Sure enough he found the small living room empty and he dropped his hat in the chair he knew would be the Professor's. Once they were married.

And that was why he had come in the first place. Laurie sighed to himself, taking a seat on the worn sofa he supposed they'd bought second hand from the savings they'd made together. His stomach turned and he thought back to what he had done that afternoon, setting the turn of events that would have Jo removed from the old man and his chair.

He'd kissed her. Full on the mouth for the first time. The wrong time.

They'd been on the settee in Orchard House and Laurie couldn't keep his mouth shut, he'd told her everything. How he couldn't stop loving her, even though he'd tried – so hard he thought he might have lost his heart – and that he couldn't let her marry some old fool feeling the way he did.

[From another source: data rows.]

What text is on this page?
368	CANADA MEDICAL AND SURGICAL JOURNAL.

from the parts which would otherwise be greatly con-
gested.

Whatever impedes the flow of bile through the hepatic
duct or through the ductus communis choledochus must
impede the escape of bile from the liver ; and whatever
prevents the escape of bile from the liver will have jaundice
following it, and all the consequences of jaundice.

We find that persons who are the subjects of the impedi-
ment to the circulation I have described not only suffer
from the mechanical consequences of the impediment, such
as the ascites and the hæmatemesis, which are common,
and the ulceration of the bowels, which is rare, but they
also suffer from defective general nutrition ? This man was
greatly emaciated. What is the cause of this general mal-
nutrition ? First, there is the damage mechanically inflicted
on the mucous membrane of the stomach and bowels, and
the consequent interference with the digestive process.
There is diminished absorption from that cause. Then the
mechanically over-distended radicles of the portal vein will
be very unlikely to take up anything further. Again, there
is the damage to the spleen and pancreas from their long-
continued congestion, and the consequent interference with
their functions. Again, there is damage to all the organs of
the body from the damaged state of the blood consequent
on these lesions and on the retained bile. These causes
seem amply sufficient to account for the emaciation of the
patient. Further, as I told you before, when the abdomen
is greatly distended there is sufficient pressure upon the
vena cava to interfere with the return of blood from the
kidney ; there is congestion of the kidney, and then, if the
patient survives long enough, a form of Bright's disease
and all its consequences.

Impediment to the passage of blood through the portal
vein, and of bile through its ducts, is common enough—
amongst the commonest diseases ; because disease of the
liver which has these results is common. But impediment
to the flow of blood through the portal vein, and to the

And then he kissed her. And Laurie knew, beyond doubt that she had felt the same, for when her thin lips grazed against his, and he touched her waist lightly she had gasped, reaching for his collar and made his head spin.

So there he was sitting in a house she would never own because he was going to make sure that Fredrick Bhaer would never marry Josephine March.

He had found out. He knew before Laurie had opened his mouth and the red face of the elder man had struck some defense in Laurie they both hadn't expected.

"You can't marry her!" Laurie declared, his finger pointing at the usually cheery fellow who was holding his breath hard.

"Get out of mein haus."

"You can't!"

"You're in love with her." He said with distaste, still clutching his hat.

"She's in love with me!" Laurie returned emphatically poking himself in the chest.

There was a moment's silence as the old man shook his head slowly and Laurie fumed inside, looking for a way to show him. He had never felt so out of control of his temper when he picked up the vase and held it in the air, hesitating only once before he let go.

Stepping into the chilled air, he closed the door behind him, shutting the sound of Jo sobbing over her Professor, wailing for the doctor to hurry as she clutched his bleeding head to her body.

He couldn't let her go and she would never love him.

A/N: I know, 'omg wtf'. But rev trag is…. Well a lot more hardcore than little women has room for.